Nakata Seiichi, Mizuno Terukazu, Naganawa Shinji, Sugiura Makoto, Yoshida Tadao, Teranishi Masaaki, Sone Michihiko, Nakashima Tsutomu
Department of Otorhinolaryngology, Nagoya University Graduate School of Medicine, Nagoya, Japan.
Acta Otolaryngol. 2010 May;130(5):632-6. doi: 10.3109/00016480903338123.
Among patients with facial nerve paralysis, significant difference was observed on three-dimensional fluid-attenuated inversion recovery magnetic resonance imaging (3D-FLAIR MRI) between those with and without audio-vestibular disturbance. This MRI technique may contribute to elucidation of the pathology of Ramsay Hunt syndrome and Bell's palsy.
To evaluate the 3D-FLAIR MRI findings in patients who have facial nerve paralysis with and without audio-vestibular disturbance.
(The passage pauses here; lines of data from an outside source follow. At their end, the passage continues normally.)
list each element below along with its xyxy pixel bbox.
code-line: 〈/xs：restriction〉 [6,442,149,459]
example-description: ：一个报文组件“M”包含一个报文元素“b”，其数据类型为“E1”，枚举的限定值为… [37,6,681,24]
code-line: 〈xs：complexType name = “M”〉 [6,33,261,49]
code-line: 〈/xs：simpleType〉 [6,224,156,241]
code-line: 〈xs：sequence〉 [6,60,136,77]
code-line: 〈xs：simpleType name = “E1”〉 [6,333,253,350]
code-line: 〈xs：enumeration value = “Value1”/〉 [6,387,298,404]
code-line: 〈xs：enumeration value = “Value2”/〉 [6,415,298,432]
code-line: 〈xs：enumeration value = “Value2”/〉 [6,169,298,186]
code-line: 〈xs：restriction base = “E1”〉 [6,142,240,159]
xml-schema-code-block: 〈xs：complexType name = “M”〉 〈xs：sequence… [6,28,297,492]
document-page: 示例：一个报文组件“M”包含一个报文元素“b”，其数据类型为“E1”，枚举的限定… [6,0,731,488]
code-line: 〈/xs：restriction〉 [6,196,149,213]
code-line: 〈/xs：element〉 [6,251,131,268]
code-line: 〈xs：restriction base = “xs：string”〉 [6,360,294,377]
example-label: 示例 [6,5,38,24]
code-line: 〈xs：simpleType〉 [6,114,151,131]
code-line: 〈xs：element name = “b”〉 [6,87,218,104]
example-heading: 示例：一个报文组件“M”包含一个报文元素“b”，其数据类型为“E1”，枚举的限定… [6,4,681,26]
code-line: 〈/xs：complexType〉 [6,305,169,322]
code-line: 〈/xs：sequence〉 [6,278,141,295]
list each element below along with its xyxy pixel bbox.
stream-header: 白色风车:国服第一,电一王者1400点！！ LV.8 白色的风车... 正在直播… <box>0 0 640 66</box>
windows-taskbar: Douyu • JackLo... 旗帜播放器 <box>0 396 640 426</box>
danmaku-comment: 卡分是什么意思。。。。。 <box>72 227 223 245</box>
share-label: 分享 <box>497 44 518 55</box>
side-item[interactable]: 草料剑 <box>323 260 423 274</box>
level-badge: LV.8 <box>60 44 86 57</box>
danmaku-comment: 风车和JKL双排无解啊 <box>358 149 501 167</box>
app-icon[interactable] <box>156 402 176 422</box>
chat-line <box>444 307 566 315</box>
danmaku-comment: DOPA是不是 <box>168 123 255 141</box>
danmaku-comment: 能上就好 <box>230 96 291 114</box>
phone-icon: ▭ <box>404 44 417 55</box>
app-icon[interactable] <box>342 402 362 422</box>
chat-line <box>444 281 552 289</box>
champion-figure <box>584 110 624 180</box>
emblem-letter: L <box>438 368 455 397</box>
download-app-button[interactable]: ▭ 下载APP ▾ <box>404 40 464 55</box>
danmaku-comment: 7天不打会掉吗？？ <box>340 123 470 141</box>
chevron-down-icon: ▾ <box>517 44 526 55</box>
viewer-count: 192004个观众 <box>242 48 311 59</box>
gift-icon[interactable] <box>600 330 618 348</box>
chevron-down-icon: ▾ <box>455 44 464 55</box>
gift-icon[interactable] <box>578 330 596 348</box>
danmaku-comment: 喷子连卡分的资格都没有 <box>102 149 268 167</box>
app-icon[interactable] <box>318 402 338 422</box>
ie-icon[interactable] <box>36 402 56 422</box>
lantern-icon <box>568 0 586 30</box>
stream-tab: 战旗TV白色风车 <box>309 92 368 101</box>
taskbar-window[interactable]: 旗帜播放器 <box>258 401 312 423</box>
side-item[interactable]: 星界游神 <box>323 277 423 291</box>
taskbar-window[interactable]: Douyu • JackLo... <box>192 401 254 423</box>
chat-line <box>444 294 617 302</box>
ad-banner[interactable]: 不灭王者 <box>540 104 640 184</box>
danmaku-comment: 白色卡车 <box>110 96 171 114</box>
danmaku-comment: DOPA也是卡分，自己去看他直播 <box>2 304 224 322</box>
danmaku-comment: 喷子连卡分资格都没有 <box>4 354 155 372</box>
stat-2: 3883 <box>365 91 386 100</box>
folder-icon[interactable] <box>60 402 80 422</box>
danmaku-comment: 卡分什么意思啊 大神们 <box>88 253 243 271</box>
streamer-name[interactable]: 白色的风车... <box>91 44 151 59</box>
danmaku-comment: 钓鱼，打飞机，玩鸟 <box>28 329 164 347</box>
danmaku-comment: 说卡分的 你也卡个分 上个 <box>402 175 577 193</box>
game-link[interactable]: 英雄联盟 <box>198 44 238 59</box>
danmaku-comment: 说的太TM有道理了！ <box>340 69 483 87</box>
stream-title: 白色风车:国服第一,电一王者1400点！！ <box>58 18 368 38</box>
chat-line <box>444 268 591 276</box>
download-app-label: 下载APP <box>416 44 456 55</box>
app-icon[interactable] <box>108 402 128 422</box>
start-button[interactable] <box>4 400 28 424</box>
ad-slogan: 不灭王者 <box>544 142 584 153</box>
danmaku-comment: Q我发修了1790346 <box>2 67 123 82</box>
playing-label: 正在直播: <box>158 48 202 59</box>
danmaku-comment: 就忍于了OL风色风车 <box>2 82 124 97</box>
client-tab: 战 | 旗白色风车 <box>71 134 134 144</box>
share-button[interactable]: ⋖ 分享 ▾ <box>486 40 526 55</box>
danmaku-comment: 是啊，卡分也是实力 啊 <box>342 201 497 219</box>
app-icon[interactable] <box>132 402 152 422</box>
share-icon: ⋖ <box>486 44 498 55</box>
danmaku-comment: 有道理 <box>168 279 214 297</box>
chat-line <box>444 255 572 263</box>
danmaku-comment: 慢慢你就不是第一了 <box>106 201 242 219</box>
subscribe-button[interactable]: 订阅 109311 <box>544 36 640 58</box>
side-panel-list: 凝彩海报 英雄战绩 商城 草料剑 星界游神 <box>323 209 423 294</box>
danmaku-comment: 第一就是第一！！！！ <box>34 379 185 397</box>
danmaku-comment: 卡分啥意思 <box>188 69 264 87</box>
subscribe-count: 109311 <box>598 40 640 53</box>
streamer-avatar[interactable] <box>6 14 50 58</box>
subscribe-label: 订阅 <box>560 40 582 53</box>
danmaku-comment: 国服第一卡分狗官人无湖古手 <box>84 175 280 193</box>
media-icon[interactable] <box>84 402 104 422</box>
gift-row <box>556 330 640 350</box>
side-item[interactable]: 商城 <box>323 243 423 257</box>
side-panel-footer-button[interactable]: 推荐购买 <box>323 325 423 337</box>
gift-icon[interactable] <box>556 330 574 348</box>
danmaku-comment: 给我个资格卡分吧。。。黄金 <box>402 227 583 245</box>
3D-FLAIR MRI was performed with and without gadolinium enhancement in 15 patients (5 men and 10 women) with unilateral facial nerve paralysis: 3 patients with Ramsay Hunt syndrome, 3 patients having facial nerve paralysis with hearing loss or vertigo without vesicles, and 9 patients with Bell's palsy.
Five of the six patients with audio-vestibular disturbance showed high signals in the inner ear on precontrast 3D-FLAIR. In comparison, among nine patients with Bell's palsy, only one patient showed high signals in the inner ear on precontrast 3D-FLAIR (p < 0.05).
在面神经麻痹患者中,三维液体衰减反转恢复磁共振成像(3D-FLAIR MRI)显示,有听觉前庭功能障碍和无听觉前庭功能障碍的患者之间存在显著差异。这种MRI技术可能有助于阐明拉姆齐·亨特综合征和贝尔麻痹的病理情况。
评估有和没有听觉前庭功能障碍的面神经麻痹患者的3D-FLAIR MRI表现。
对15例单侧面神经麻痹患者(5例男性和10例女性)进行了有无钆增强的3D-FLAIR MRI检查:3例拉姆齐·亨特综合征患者,3例有听力损失或眩晕但无疱疹的面神经麻痹患者,以及9例贝尔麻痹患者。
6例有听觉前庭功能障碍的患者中,5例在对比前3D-FLAIR上内耳显示高信号。相比之下,9例贝尔麻痹患者中,只有1例在对比前3D-FLAIR上内耳显示高信号(p<0.05)。